Pensavo
fossi tu. È bastato guardarti camminare. Ogni passo si accendeva un lampione. Perdonami
se non ho colto la luce. Le tue scarpe sembravano scivolare e le tue ginocchia
si piegavano con eleganza come se stessi salendo di scalino in scalino in
orizzontale. Mi sei venuta incontro e mi hai chiesto di andare. Ho creduto di
mettere in moto un’astronave. Abbiamo lasciato una scia di polvere lucente che
solo una bacchetta con una stella sopra sa fare. Non era certo l’albero di
Natale, non era certo un regalo da scartare. Osservavo gli strumenti per capire.

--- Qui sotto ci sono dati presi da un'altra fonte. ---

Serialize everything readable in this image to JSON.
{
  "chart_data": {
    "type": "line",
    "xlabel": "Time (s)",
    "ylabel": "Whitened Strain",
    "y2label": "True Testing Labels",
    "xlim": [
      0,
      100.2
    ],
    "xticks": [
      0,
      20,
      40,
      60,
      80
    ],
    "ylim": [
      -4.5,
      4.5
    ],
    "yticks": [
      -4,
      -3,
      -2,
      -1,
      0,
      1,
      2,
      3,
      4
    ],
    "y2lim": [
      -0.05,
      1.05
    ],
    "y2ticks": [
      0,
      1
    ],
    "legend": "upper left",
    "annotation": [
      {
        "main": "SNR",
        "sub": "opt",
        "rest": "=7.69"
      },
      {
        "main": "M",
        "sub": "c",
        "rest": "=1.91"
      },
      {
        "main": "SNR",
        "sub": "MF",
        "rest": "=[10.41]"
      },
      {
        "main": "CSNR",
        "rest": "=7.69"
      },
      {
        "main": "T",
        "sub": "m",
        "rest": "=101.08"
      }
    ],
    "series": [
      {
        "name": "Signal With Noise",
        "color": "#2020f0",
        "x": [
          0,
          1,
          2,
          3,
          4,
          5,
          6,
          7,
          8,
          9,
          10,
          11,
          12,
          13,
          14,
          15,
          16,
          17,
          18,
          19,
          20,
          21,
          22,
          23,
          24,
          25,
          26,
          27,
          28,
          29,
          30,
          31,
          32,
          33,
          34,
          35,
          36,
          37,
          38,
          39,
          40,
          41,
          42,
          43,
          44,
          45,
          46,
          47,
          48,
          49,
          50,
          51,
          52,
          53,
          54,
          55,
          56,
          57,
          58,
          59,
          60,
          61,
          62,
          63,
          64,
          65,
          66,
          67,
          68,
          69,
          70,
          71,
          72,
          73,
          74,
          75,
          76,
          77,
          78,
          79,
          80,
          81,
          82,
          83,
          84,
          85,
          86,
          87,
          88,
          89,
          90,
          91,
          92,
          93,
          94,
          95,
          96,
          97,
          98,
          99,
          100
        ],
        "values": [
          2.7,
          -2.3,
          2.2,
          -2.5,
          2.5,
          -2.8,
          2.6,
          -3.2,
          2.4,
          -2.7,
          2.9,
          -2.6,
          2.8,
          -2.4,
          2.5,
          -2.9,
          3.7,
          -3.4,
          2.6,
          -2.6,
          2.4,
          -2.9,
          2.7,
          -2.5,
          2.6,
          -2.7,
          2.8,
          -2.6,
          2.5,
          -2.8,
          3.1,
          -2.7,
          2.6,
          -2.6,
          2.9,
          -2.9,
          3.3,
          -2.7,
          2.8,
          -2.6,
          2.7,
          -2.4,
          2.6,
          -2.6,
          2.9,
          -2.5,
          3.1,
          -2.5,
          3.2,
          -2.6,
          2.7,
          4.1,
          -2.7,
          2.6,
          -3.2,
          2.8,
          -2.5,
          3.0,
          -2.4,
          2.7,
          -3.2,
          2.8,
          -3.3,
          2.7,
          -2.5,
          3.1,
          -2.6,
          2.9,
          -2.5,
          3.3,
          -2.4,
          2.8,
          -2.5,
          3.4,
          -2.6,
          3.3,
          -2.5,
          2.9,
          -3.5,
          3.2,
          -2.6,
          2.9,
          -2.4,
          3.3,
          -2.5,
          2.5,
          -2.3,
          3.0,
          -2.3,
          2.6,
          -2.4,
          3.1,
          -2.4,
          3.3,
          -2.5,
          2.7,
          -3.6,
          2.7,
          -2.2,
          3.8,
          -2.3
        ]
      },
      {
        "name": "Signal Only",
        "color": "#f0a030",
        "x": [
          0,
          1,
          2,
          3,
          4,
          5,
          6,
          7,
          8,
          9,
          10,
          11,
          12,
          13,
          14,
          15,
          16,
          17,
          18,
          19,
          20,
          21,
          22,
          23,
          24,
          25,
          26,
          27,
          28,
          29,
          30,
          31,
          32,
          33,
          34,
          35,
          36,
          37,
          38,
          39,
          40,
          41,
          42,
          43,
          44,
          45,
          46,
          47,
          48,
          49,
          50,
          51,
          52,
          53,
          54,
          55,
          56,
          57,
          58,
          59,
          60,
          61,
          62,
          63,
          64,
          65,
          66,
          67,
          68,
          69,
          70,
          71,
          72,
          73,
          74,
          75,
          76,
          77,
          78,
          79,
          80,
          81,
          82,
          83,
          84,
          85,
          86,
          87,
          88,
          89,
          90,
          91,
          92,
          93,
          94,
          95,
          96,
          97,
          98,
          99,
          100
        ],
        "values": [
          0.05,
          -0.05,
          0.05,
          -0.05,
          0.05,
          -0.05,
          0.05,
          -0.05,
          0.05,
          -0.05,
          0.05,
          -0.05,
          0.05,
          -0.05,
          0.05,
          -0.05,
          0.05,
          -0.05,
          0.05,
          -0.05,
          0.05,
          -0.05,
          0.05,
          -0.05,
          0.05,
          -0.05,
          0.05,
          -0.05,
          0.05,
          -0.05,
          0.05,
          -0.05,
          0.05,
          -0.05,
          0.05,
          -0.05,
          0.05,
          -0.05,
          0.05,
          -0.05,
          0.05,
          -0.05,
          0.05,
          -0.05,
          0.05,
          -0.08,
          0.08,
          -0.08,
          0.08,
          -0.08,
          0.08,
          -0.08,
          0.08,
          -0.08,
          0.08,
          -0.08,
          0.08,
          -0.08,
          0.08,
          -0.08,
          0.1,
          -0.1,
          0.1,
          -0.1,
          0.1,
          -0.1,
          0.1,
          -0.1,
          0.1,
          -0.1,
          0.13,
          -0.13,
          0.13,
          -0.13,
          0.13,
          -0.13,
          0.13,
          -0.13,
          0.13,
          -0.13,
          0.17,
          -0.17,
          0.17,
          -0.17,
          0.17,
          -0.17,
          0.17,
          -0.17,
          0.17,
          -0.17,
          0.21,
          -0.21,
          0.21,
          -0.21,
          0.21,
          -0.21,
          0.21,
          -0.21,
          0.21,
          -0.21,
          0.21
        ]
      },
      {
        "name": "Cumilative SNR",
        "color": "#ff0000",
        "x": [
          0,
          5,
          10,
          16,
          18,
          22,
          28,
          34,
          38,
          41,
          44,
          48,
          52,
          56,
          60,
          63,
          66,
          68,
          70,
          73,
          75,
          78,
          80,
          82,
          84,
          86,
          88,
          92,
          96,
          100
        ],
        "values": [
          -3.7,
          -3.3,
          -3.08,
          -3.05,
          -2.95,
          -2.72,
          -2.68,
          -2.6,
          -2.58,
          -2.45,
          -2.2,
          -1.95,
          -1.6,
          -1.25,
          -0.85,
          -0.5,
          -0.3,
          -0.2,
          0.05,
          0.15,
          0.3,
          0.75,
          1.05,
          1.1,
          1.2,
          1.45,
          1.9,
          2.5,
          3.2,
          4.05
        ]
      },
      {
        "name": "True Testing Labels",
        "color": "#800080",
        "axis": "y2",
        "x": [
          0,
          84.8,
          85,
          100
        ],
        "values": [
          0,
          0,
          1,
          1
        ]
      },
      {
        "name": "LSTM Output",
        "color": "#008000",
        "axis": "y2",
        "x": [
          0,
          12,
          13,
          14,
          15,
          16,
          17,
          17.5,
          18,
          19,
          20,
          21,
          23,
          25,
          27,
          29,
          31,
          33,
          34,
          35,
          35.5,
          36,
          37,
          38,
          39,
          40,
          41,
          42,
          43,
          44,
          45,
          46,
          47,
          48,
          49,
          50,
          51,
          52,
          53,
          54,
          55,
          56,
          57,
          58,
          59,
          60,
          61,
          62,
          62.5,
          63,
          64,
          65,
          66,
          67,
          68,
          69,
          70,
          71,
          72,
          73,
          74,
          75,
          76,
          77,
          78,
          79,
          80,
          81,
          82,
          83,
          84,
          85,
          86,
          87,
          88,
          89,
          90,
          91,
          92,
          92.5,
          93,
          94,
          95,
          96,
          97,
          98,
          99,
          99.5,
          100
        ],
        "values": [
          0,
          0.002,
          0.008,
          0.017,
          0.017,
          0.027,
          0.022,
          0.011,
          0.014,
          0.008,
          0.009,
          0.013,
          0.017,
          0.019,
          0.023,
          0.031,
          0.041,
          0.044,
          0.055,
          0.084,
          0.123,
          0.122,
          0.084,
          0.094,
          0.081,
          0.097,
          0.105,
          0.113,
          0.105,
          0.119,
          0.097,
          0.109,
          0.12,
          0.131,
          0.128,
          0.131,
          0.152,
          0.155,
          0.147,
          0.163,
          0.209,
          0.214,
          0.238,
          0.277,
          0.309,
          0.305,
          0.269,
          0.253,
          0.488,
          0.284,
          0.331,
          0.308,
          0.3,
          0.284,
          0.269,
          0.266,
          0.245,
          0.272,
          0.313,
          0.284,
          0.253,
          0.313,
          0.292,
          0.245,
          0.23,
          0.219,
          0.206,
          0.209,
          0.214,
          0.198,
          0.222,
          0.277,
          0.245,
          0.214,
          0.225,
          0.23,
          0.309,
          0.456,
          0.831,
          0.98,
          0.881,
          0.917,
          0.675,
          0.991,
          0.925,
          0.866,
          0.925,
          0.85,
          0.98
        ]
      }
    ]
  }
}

Non sapevo come si potesse viaggiare nell’universo, in quella sera di poche
stelle, che erano come le macchie che ho sempre sulla mia pelle. Ho avuto paura
di non saper respirare fuori dall’atmosfera abituale. L’aria era diventata
pesante come una frana, io che non so più come si tocca una marziana. Me lo
sono chiesto mentre decollavo. Tu mi hai preso la mano. Mi hai detto di
cambiare tasto. Non c’erano libretti di istruzione. Le galassie sono troppo
lontane. Non siamo mai partiti. In realtà sono stato fermo perché ero altrove.
- Sei senza
benzina?- Scusami, non so girare la chiave.